Eurozone Business Activity Contracts, Prompting Recession Speculation
October 25, 2023
The API reported their inventory update yesterday late afternoon, and it had crude oil stocks down 2.7 million barrels, gasoline stocks were down 4.2 million barrels, and distillate stocks were down 2.3 million barrels.
The average estimates for today’s EIA inventory update from the Bloomberg survey is for crude stocks to be down 1.321 million barrels, gasoline inventories down 1.511 million barrels, and distillates down 2.060 million barrels. Refinery runs are estimated to be up 0.6% to 86.1% of capacity.

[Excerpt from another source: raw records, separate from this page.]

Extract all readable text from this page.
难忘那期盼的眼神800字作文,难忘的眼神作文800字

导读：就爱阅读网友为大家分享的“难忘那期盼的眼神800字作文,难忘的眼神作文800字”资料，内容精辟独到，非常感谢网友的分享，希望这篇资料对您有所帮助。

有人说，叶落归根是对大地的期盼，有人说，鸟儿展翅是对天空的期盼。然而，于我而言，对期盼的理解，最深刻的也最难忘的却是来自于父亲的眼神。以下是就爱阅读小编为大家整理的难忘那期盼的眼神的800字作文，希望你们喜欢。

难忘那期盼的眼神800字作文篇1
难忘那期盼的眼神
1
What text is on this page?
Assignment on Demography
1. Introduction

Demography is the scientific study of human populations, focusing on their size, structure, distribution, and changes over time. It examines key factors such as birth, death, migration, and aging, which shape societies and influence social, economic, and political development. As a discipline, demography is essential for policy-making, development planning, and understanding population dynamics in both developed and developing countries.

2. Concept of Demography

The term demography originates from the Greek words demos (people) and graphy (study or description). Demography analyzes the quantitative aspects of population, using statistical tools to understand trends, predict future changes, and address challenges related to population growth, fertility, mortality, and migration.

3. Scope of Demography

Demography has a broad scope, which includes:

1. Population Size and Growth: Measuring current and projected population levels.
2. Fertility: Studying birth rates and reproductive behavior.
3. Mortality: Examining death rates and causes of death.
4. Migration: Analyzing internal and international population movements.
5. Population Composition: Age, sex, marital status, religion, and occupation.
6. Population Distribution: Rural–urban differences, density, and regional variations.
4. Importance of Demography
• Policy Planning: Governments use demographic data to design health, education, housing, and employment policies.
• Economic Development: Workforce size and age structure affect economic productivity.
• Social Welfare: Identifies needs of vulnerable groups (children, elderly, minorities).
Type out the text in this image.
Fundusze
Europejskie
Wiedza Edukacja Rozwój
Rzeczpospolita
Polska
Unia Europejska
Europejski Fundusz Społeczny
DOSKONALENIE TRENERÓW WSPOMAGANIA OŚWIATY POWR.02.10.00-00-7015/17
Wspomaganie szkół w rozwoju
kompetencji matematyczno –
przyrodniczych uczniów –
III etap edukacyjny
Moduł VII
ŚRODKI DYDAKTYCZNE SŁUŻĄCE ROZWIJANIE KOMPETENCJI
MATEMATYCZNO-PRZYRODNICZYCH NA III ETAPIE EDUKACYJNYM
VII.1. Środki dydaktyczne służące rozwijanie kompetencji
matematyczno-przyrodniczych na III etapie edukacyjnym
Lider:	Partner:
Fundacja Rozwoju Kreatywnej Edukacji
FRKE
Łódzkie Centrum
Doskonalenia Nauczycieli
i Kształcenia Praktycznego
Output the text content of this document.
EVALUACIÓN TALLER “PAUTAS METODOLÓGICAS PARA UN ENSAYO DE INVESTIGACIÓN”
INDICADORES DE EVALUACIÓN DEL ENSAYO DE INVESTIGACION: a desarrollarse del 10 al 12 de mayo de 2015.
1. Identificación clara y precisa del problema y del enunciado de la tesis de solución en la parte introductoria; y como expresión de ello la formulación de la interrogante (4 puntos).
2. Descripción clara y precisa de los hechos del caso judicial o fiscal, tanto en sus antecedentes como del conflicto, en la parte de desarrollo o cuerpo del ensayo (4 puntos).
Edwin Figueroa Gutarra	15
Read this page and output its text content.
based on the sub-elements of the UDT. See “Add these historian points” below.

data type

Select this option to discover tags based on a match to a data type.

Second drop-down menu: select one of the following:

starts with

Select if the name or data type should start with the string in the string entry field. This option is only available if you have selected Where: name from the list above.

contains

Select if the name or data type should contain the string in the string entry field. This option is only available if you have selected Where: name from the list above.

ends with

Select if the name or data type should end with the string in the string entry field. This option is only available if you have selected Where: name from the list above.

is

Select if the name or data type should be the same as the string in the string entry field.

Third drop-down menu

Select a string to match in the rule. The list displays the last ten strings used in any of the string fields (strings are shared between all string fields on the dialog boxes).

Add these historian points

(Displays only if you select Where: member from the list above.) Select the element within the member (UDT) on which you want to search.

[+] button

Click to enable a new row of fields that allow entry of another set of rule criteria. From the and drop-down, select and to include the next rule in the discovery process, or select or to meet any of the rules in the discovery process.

Energy prices were under selling pressure yesterday on weak economic data from the UK, EU, and Germany implying lower fuel demand. Also helping the downside is Israel so far waiting to act on their ground offensive as more countries are calling for a humanitarian pause. The hope is that this will allow for more time to try and free more hostages.
Eurozone business activity contracted more in October but was expected to rise. The risk of recession is rising in Europe ahead of the Bank of England’s interest rate decision next week.
From Bloomberg: The group of oil majors (OPEC+) has kept a tight lid on supply since the summer after price flagged, but it could change course if other Middle Eastern producers are dragged into the conflict, said Faith Birol, executive director of the International Energy Agency.
The average estimate for today’s propane inventory update is for stocks to increase by 420,000 barrels.
JP morgan sees Brent crude at $85 per barrel at the end of the fourth quarter and $83 per barrel at the end of the first quarter of 2024. It forecast WTI at $81 per barrel at the end of the fourth quarter and at $79 per barrel at the end of the first quarter.
Barclays see limited immediate impact from sanctions relief for Venezuela with an anticipated production increase implying a $2 per barrel downside to its $99 per barrel fair value estimate for Brent in the fourth quarter. It said, “Material physical disruption in oil supplies remains a tail risk and is being priced as such.” It said, “There is little war premium in oil prices currently, and justifiably so, in our view.”